Both the sonically sultry Tonight and the smouldering blaze that is Breaking Out keep the album compelling and attention gripped, the latter of the pair a track with a never realised volatile edge to its temptation bringing a dramatic edge to spark appetite and imagination. The two again show further variation in the character of songs within the album, just as the excellent Let Go. There is an extra whiff of familiarity to the song yet it only enhances its spellbinding and virulently fascinating waltz. The best track on the album with ease it is an anthem to the skills and invention of the band and for passions to enlist in.
The slow burn of Match with its rhythmic crescendos and wiry melodic coaxing is another track full of intrigue and adventure but does lacks the something which ignites earlier tracks. It still makes for a pleasing companion, one sounding bigger and better over time, before This Road brings its own tantalising scenery and melodic dance to tap another keen wave of appetite whilst Be Together in turn parades its powerful embrace of warm keys and jangly hooks. Their enterprising suasions are surpassed by the creative tension of How I Feel, a song with a melodic landscape walled by raw sonic colouring and rhythmic prowling.
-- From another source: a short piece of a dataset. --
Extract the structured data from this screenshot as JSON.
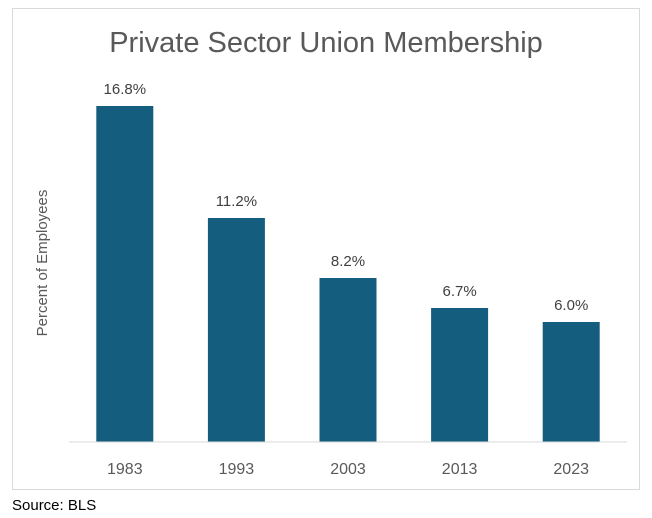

The album comes to a close with Moongate, a final energetic croon of voice and sound leaving a lingering touch on ears and thoughts. It is an excellent end to a thoroughly enjoyable release. Yes there is that lack of something strikingly different to set Glass Caves apart from the many but to be fair that applies to a wealth of emerging bands of which most certainly do not make as strong and as pleasing an impression as found with Alive. Glass Caves is a band to keep a good eye on and their album one to have plenty of fun with.